13.05.2019 | 15:30 Uhr Wolf am Mönchswalder Berg? Tier erschreckt Joggerin

In der Oberlausitz soll eine Frau im Wald von einem Wolf berührt worden sein. Verletzt hat das Tier die Frau nicht. Seit dem Vorfall fordern Jäger den Abschuss des Tieres, von dem bisher keiner so genau weiß, was es ist.

Wolf auf Waldweg
Bildrechte: Wolfskompetenzzentrum Iden

War es ein Wolf oder nicht? Diese Frage steht über einem Vorfall, der sich Ende April in der Oberlausitz zugetragen hat und erst jetzt bekannt wurde. Eine Frau Ende 40 joggte an einem Sonntagabend im Wald auf dem Mönchswalder Berg bei Großpostwitz. An einer Weggabelung lief ihr aus dem Unterholz heraus plötzlich ein Tier an die Beine, das aussah wie ein Wolf und ein breites Band um den Hals trug. Erst als die Frau laut um Hilfe schrie, sei es verschwunden, berichtet ihr Vater Dieter Rost, dem sie den Vorfall zuerst geschildert hat.

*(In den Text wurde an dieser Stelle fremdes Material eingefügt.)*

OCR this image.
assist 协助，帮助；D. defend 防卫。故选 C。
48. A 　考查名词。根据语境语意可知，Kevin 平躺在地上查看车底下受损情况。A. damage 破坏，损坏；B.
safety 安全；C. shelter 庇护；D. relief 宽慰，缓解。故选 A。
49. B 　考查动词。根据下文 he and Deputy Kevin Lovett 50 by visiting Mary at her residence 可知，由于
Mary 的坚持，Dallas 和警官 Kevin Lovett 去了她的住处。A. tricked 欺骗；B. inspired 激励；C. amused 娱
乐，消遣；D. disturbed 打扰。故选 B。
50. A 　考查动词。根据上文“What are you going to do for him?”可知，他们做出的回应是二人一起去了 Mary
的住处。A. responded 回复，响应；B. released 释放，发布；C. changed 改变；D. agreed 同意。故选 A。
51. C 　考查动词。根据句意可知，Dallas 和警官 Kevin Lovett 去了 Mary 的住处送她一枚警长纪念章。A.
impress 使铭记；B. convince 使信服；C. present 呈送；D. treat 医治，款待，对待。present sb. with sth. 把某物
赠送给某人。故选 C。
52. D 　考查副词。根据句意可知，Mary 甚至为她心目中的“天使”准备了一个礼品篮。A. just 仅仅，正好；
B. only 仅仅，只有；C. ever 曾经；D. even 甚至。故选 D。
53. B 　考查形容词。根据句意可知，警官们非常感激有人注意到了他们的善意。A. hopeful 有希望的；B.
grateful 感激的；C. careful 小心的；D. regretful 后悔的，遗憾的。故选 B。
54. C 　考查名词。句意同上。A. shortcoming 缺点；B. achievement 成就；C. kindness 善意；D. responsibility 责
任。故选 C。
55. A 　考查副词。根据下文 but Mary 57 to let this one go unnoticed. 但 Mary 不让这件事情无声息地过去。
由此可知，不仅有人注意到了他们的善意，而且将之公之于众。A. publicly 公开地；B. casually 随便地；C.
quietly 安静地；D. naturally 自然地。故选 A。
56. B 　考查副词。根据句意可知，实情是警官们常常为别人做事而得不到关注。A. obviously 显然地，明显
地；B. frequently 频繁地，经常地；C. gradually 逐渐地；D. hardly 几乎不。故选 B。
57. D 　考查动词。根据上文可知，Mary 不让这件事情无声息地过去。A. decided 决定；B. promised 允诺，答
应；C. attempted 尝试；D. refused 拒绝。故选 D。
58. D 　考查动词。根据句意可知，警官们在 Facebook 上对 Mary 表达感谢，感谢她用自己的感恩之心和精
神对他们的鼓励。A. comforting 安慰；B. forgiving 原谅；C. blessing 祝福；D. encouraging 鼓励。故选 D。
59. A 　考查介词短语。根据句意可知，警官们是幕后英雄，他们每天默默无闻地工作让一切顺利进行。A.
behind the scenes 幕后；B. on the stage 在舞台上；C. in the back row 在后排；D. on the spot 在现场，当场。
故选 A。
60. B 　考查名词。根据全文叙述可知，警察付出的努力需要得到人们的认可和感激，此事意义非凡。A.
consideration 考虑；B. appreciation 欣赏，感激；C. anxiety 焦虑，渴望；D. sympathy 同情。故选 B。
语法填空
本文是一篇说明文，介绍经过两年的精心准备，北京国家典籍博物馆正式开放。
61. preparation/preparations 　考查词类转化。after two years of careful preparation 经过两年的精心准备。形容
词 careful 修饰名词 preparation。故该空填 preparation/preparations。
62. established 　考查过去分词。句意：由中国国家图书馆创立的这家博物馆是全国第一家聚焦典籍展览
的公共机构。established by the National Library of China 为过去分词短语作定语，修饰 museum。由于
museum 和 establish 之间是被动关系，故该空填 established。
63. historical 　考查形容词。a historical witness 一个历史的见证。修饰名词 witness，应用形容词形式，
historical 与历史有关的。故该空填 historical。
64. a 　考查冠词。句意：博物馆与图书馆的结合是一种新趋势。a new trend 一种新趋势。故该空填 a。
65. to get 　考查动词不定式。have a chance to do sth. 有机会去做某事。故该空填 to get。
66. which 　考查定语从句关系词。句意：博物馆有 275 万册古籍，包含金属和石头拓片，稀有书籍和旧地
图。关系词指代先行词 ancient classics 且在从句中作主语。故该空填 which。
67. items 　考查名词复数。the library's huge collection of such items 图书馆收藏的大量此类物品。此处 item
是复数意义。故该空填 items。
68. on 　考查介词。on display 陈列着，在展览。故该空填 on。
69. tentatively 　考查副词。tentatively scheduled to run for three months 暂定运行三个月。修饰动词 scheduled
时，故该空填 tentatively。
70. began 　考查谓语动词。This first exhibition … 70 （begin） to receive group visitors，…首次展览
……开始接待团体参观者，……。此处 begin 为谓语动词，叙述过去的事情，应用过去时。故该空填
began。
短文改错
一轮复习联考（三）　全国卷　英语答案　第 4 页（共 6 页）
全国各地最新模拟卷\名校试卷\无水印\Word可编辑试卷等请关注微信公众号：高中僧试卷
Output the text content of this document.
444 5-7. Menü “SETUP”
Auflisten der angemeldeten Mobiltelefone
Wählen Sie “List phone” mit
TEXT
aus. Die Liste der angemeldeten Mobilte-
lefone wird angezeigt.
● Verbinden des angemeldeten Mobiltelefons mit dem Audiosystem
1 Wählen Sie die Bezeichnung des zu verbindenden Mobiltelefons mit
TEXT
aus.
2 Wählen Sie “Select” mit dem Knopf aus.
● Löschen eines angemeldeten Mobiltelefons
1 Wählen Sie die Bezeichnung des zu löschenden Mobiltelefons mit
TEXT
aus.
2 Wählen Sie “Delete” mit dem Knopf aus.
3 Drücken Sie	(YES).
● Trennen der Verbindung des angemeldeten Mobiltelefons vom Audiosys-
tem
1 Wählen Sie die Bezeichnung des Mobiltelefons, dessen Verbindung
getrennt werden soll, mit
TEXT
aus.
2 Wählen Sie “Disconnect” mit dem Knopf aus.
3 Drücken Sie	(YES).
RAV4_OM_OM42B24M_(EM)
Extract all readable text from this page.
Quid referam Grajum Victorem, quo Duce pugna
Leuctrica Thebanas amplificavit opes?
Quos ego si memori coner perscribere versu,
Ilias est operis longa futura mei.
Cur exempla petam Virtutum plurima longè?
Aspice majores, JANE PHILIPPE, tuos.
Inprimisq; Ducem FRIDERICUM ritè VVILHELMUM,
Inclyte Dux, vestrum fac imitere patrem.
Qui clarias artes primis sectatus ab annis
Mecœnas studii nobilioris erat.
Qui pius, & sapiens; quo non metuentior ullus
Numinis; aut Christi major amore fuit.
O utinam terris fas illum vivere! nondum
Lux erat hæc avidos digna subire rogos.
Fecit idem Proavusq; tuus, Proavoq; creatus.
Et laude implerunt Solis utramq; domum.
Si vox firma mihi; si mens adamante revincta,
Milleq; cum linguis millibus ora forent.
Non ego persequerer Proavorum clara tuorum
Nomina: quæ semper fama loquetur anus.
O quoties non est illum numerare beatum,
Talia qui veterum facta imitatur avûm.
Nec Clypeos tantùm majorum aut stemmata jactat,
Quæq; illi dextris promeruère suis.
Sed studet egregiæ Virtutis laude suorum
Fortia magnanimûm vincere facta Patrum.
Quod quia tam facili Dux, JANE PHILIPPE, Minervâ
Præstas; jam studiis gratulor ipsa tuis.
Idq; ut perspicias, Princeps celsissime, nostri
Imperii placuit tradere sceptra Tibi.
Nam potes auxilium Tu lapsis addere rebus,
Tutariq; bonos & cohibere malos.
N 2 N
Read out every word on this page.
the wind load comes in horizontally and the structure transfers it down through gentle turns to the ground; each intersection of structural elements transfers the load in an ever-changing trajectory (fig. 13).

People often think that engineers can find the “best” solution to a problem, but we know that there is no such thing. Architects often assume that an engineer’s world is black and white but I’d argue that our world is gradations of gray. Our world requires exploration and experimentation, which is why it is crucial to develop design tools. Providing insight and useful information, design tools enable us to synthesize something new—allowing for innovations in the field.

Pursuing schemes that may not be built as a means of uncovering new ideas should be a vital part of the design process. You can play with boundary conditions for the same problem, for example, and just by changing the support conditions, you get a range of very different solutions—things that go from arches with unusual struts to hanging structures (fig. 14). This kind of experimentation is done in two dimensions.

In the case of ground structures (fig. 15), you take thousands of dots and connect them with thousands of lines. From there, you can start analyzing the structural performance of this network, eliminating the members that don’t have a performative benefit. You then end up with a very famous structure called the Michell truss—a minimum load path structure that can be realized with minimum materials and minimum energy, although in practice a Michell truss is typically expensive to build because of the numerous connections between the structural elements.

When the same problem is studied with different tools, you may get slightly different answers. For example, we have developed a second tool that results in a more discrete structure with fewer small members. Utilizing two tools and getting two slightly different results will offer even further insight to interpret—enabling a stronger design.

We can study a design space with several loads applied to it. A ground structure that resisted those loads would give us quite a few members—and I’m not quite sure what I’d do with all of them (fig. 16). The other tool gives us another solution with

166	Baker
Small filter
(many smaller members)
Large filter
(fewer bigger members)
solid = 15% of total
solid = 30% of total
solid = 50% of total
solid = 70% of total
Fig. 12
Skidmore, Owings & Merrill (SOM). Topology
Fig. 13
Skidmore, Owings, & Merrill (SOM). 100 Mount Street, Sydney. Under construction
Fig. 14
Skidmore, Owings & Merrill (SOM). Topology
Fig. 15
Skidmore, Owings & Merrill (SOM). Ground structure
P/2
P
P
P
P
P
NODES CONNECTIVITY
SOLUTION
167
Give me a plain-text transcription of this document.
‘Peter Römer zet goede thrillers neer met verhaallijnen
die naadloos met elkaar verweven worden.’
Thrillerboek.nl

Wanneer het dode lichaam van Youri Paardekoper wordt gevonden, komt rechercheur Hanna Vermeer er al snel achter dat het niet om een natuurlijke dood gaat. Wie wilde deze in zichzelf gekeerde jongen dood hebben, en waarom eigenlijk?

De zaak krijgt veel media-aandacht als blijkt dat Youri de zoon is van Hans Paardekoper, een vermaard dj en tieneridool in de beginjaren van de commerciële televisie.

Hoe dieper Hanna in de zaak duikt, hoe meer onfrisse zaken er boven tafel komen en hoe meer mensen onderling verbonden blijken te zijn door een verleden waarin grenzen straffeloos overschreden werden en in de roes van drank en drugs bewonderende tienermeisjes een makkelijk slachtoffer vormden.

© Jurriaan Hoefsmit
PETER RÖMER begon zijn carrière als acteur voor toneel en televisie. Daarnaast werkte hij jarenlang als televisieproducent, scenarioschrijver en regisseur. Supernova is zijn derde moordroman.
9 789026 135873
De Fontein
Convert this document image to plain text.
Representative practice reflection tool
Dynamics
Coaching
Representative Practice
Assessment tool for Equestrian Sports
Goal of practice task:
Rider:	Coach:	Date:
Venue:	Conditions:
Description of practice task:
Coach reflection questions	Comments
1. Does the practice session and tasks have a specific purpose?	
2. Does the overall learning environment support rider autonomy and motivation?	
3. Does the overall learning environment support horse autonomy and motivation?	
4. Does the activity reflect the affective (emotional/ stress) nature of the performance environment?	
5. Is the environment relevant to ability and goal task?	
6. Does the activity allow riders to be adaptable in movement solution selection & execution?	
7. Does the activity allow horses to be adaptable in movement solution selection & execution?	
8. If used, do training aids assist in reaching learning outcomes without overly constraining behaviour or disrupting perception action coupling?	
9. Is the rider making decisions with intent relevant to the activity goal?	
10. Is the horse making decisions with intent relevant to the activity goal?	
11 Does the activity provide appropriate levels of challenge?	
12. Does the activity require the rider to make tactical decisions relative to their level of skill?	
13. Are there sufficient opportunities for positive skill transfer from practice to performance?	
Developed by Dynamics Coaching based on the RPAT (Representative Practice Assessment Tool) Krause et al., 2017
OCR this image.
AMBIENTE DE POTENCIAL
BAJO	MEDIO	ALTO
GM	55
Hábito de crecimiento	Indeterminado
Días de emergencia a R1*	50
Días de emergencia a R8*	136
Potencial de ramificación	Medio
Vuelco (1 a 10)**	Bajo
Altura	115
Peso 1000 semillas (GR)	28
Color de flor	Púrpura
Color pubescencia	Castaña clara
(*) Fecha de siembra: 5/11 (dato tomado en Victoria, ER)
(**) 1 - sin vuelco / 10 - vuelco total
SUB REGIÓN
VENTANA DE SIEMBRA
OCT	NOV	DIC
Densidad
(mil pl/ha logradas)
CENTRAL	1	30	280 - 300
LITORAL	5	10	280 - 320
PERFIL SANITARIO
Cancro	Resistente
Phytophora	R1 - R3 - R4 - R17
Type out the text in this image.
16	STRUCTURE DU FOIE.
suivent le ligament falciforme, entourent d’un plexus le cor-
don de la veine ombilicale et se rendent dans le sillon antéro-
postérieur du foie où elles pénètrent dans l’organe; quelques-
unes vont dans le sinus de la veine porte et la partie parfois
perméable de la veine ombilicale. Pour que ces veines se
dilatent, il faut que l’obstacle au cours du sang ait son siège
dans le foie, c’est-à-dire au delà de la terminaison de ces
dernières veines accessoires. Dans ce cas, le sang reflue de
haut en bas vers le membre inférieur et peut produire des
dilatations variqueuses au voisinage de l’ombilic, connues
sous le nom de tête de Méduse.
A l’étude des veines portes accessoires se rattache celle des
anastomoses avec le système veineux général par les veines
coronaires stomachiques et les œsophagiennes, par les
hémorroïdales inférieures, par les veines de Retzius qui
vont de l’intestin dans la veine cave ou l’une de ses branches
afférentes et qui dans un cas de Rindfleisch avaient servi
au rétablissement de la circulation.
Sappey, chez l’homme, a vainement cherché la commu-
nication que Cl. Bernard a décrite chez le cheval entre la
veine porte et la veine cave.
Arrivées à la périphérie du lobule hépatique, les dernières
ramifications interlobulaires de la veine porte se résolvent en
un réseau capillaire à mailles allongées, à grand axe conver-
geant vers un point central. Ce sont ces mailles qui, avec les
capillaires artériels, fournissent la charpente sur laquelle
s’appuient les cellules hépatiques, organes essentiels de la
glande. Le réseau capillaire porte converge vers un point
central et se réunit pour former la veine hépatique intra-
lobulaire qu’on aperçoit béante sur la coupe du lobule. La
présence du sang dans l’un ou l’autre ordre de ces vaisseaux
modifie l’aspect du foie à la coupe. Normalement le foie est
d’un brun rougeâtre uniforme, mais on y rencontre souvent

Dass es ein freilaufender oder herumstreunender Hund aus der näheren Umgebung gewesen ist, schließt die Betroffene aus. Sie wohnt seit vielen Jahren in der Gegend und kennt die Hunde aus ihrem weiteren Umfeld. Wölfe hingegen sind am Mönchswalder Berg schon gesichtet worden. Denn in der Nähe ist das Cunewalder Rudel ansässig. Deshalb zeigte die Joggerin den Fall beim Landratsamt Bautzen an.

Vorfall für Landrat glaubwürdig und sachlich

Inzwischen liegt die Sache beim Bautzener Landrat Michael Harig. Er hat keinen Zweifel daran, dass sich der Vorfall so zugetragen hat, wie ihn die Frau beschrieben hat. "Die betroffene Person ist sehr sachlich und glaubwürdig. Sie meint, dass es ein Wolf gewesen ist", sagt Harig. Das Landratsamt wird als nächstes den Fall aufnehmen und dokumentieren. "Mehr können wir nicht machen, weil ja kein Schaden entstanden ist", erklärt der Landrat.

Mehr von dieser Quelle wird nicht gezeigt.